When low-income children end up in the ER with an asthma attack, few are prescribed the medication needed to prevent further attacks, a study of South Carolina children suggests.
/ Source: Reuters

When low-income children end up in the ER with an asthma attack, few are prescribed the medication needed to prevent further attacks, a study of South Carolina children suggests.

Traditionally, ER doctors treating a child's asthma attack would tell the parents to follow-up with their regular doctor to get a prescription for "controller" medication to help prevent further attacks.

Inhaled corticosteroids, which control airway inflammation, are considered the most effective.

But studies have shown that many children with frequent asthma symptoms are not on preventive medication. So in the past few years, guidelines have encouraged ER doctors to prescribe the drugs themselves.

In the new study, researchers found that of more than 3,000 low-income South Carolina children who had an asthma attack treated at the ER, only a minority started preventive medication within the next month or two.

Less than one in five (18 percent) filled a prescription for an inhaled corticosteroid during the month of their ER visit or the month afterwards. None had been on inhaled steroids before the ER trip.

Overall, a little over a quarter of the children (28 percent) started on either an inhaled steroid or another type of preventive medication called a leukotriene modifier (brand-names like Singulair and Zyflo) in the months following the visit.

"We hope that by showing the staggeringly low rates of follow-up after ER visits for asthma, we can convince ER physicians to prescribe inhaled corticosteroids," lead researcher Dr. Annie Lintzenich Andrews, a pediatrician at the Medical University of South Carolina, told Reuters Health in an email.

The findings, which appear in the Journal of Pediatrics, are based on data from 3,435 children who were in South Carolina's Medicaid program between 2007 and 2009.

Guidelines from the National Heart, Lung and Blood Institute issued in 2007 suggest that children treated in the ER for asthma be prescribed an inhaled corticosteroid before discharge.

Traditionally, Andrews said, ER doctors have been hesitant to perform preventive care, like prescribing drugs meant for long-term use. They are trained to treat emergencies, have little time, and — unlike a primary care doctor — cannot follow up with patients to see how they are faring with a medication, Andrews said.

But, she noted, "inhaled corticosteroids are generally safe and have minimal side effects, making them appropriate for ER prescribing."

There's also the fact that children who end up in the ER for an asthma attack are at greatest risk of future attacks, Andrews and her colleagues point out.

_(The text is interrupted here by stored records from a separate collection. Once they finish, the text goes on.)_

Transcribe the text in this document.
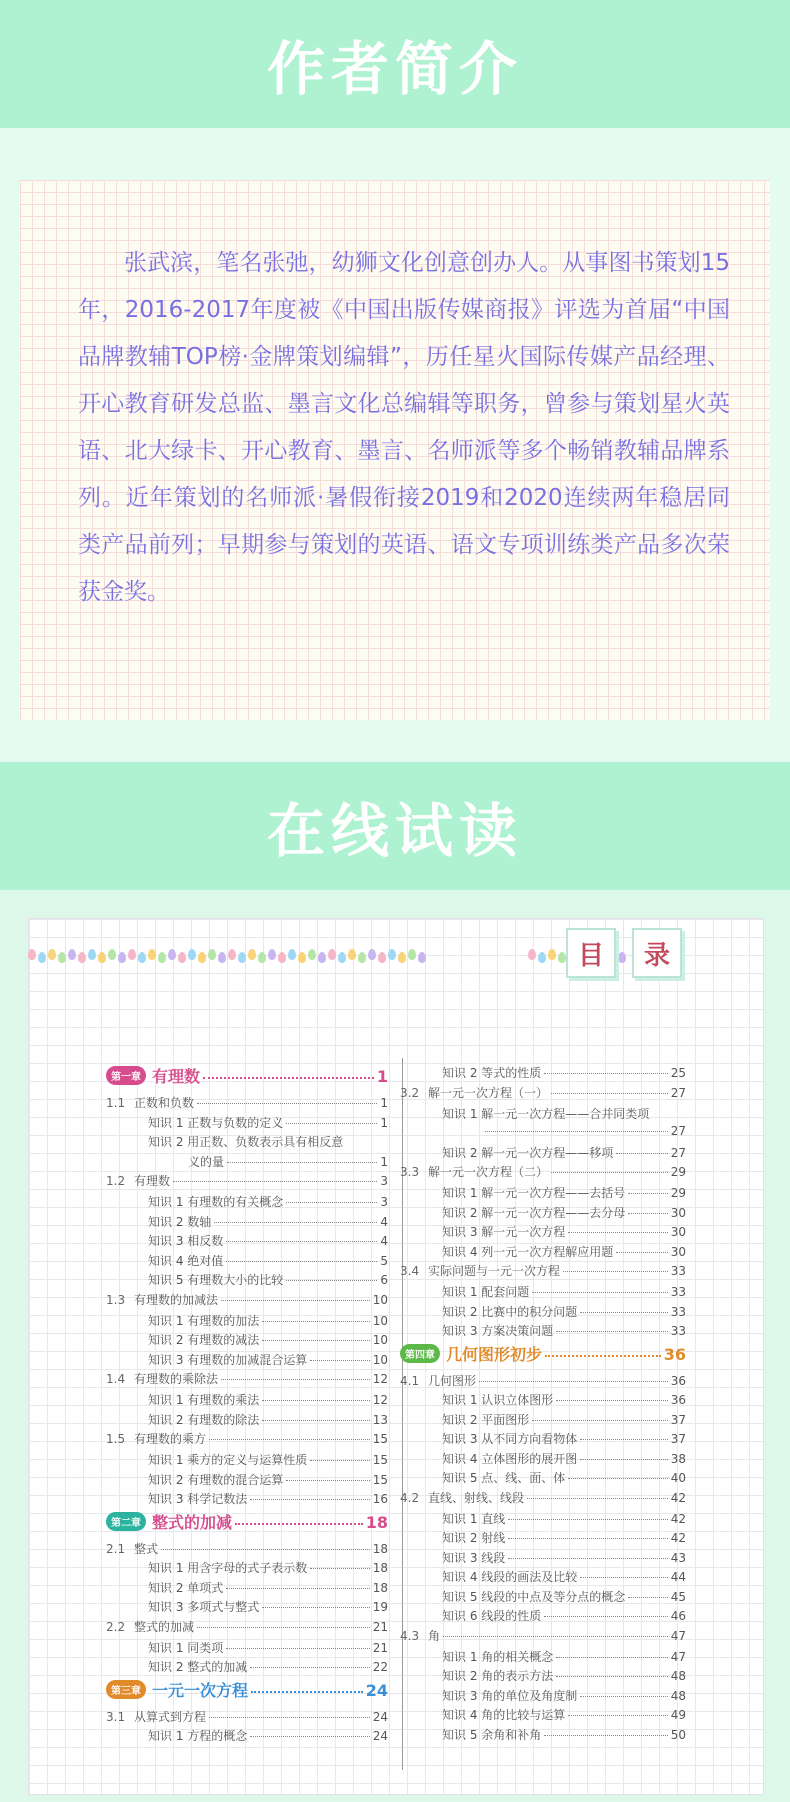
作者简介

张武滨，笔名张弛，幼狮文化创意创办人。从事图书策划15年，2016-2017年度被《中国出版传媒商报》评选为首届“中国品牌教辅TOP榜·金牌策划编辑”，历任星火国际传媒产品经理、开心教育研发总监、墨言文化总编辑等职务，曾参与策划星火英语、北大绿卡、开心教育、墨言、名师派等多个畅销教辅品牌系列。近年策划的名师派·暑假衔接2019和2020连续两年稳居同类产品前列；早期参与策划的英语、语文专项训练类产品多次荣获金奖。

在线试读
目 录
第一章 有理数	1
1.1 正数和负数	1
知识 1 正数与负数的定义	1
知识 2 用正数、负数表示具有相反意
义的量	1
1.2 有理数	3
知识 1 有理数的有关概念	3
知识 2 数轴	4
知识 3 相反数	4
知识 4 绝对值	5
知识 5 有理数大小的比较	6
1.3 有理数的加减法	10
知识 1 有理数的加法	10
知识 2 有理数的减法	10
知识 3 有理数的加减混合运算	10
1.4 有理数的乘除法	12
知识 1 有理数的乘法	12
知识 2 有理数的除法	13
1.5 有理数的乘方	15
知识 1 乘方的定义与运算性质	15
知识 2 有理数的混合运算	15
知识 3 科学记数法	16
第二章 整式的加减	18
2.1 整式	18
知识 1 用含字母的式子表示数	18
知识 2 单项式	18
知识 3 多项式与整式	19
2.2 整式的加减	21
知识 1 同类项	21
知识 2 整式的加减	22
第三章 一元一次方程	24
3.1 从算式到方程	24
知识 1 方程的概念	24
知识 2 等式的性质	25
3.2 解一元一次方程（一）	27
知识 1 解一元一次方程——合并同类项
27
知识 2 解一元一次方程——移项	27
3.3 解一元一次方程（二）	29
知识 1 解一元一次方程——去括号	29
知识 2 解一元一次方程——去分母	30
知识 3 解一元一次方程	30
知识 4 列一元一次方程解应用题	30
3.4 实际问题与一元一次方程	33
知识 1 配套问题	33
知识 2 比赛中的积分问题	33
知识 3 方案决策问题	33
第四章 几何图形初步	36
4.1 几何图形	36
知识 1 认识立体图形	36
知识 2 平面图形	37
知识 3 从不同方向看物体	37
知识 4 立体图形的展开图	38
知识 5 点、线、面、体	40
4.2 直线、射线、线段	42
知识 1 直线	42
知识 2 射线	42
知识 3 线段	43
知识 4 线段的画法及比较	44
知识 5 线段的中点及等分点的概念	45
知识 6 线段的性质	46
4.3 角	47
知识 1 角的相关概念	47
知识 2 角的表示方法	48
知识 3 角的单位及角度制	48
知识 4 角的比较与运算	49
知识 5 余角和补角	50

So preventive care is "paramount" for these children, they write.

Parents should also be aware that asthma attacks — and trips to the ER — are preventable, according to Andrews.

"So if your child is frequently seeing a physician for asthma in either the ER, hospital or primary care setting," she said, "ask about a daily medication to treat this chronic condition."

It's estimated that more than nine percent of U.S. children have asthma, with low-income minority children being disproportionately affected. Asthma attacks account for 217,000 ER visits each year, according to the American Academy of Allergy, Asthma & Immunology.

"We know that if asthmatics take their controller medication regularly," Andrews said, "they will have fewer asthma attacks -- translating to fewer ER visits and fewer hospitalizations."

The study was funded by a federal grant. None of the researchers reports any financial conflicts of interest.